Policy issues will usually require a policy trace along with configuration information from the Proxy.  Following are instructions on how to gather a policy trace using 2 different methods.

This document assumes your proxy is at IP X.X.X.50 and is reachable with HTTPS port 8082.

1. In the web management console click Configuration -> Policy -> Policy Options then click "Trace all Policy execution"
    
2. Reproduce the issue
    
3. Go back and uncheck trace all policy execution 
    
4. Collect the trace file, sysinfo, and event log
   Browse to https://X.X.X.50:8082/policy/trace/ and download the default_trace.html file
   Browse to https://X.X.X.50:8082/sysinfo, ensure the page has completely loaded, and safe it as a .txt file (not MHT nor HTM/HTML)
   Browse to https://X.X.X.50:8082/Eventlog/Statistics and click the link to download the log.  It can be saved as the default format of .log.
   Browse to https://X.X.X.50:8082/Diagnostics/Snapshot.  Save each snapshot by clicking the "download all".  There are two by default but may be many more, please download each one.
    
5. Store all requested files in an archive (please use .zip) and upload them to the Service Request opened with support by browsing to Broadcom Support and completing the form.  
   Please provide the IP of the client you were browsing from, the URL producing the issue, and if you are using proxy authentication the user name of the user running the test to technical support.
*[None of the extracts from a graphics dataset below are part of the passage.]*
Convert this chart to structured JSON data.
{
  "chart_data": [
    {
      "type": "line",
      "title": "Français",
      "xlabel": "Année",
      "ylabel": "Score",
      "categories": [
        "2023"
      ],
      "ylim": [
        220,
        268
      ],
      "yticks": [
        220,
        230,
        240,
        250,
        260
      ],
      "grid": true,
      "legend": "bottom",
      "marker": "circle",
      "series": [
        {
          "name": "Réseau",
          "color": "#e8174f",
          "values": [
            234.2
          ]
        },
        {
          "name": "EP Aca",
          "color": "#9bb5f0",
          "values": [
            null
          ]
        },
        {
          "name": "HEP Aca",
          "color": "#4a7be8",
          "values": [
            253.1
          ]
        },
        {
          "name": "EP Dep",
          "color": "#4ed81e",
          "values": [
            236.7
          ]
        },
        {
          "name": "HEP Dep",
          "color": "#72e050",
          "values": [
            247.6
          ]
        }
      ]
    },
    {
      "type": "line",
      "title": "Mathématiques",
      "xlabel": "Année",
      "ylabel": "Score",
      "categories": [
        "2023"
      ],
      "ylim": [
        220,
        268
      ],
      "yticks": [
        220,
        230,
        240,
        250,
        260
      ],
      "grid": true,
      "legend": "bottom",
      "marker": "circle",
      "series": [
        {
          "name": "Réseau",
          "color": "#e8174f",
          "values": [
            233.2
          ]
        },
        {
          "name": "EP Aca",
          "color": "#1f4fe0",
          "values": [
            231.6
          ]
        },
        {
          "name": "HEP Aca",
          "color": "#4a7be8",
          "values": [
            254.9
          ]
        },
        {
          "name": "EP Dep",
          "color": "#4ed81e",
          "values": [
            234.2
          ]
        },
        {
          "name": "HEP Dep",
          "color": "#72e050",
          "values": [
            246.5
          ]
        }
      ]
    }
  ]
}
1. Open VPM, select Policy and create a new Web Access layer.  This new Web Access layer will have just one rule in it.
    
2. On source right click and select Set and then New.  Select Client IP address/Subnet.
    
3. Enter the IP address of the client you are running the testing from.  There is no need to enter a subnet.
    
4. Select Add and then close.  On the Set source object window select this client IP and then OK.
    
5. On Track right click and select Set, New, and then Trace
    
6. Select the Trace Level selection and then Rule and Request tracing.  Select OK and then OK.
    
7. Install policy.  Now all activity for the configured client IP address will be dumped to the policy trace file.  Reproduce the issue and when you are done getting policy trace information delete or disable this rule.
    
8. Collect the trace file, sysinfo, and event log
   Browse to https://X.X.X.50:8082/policy/trace/ and download the default_trace.html file
   Browse to https://X.X.X.50:8082/sysinfo, ensure the page has completely loaded, and safe it as a .txt file (not MHT nor HTM/HTML)
   Browse to https://X.X.X.50:8082/Eventlog/Statistics and click the link to download the log.  It can be saved as the default format of .log.
   Browse to https://X.X.X.50:8082/Diagnostics/Snapshot.  Save each snapshot by clicking the "download all".  There are two by default but may be many more, please download each one.
    
9. Store all requested files in an archive (please use .zip) and upload them to the Service Request opened with support by browsing to Broadcom Support
   Please provide the IP of the client you were browsing from, the URL producing the issue, and if you are using proxy authentication the user name of the user running the test to technical support.

Why this data is needed
The policy trace shows every rule in your policy that is hit.  The unfiltered policy trace shows misses as well, though those are not generally as useful (any rule which is not hit can be considered a miss).
The sysinfo contains the full configuration, detailed statistics, and the entire compiled policy on your Edge SWG(ProxySG).
The eventlog can point out policy conflicts or other error messages which can help lead to the root cause of the problem.
The snapshots are sysinfo files taken at regular intervals (1 day and 1 hour by default).  This can help uncover a policy or configuration change that may have contributed to the problem.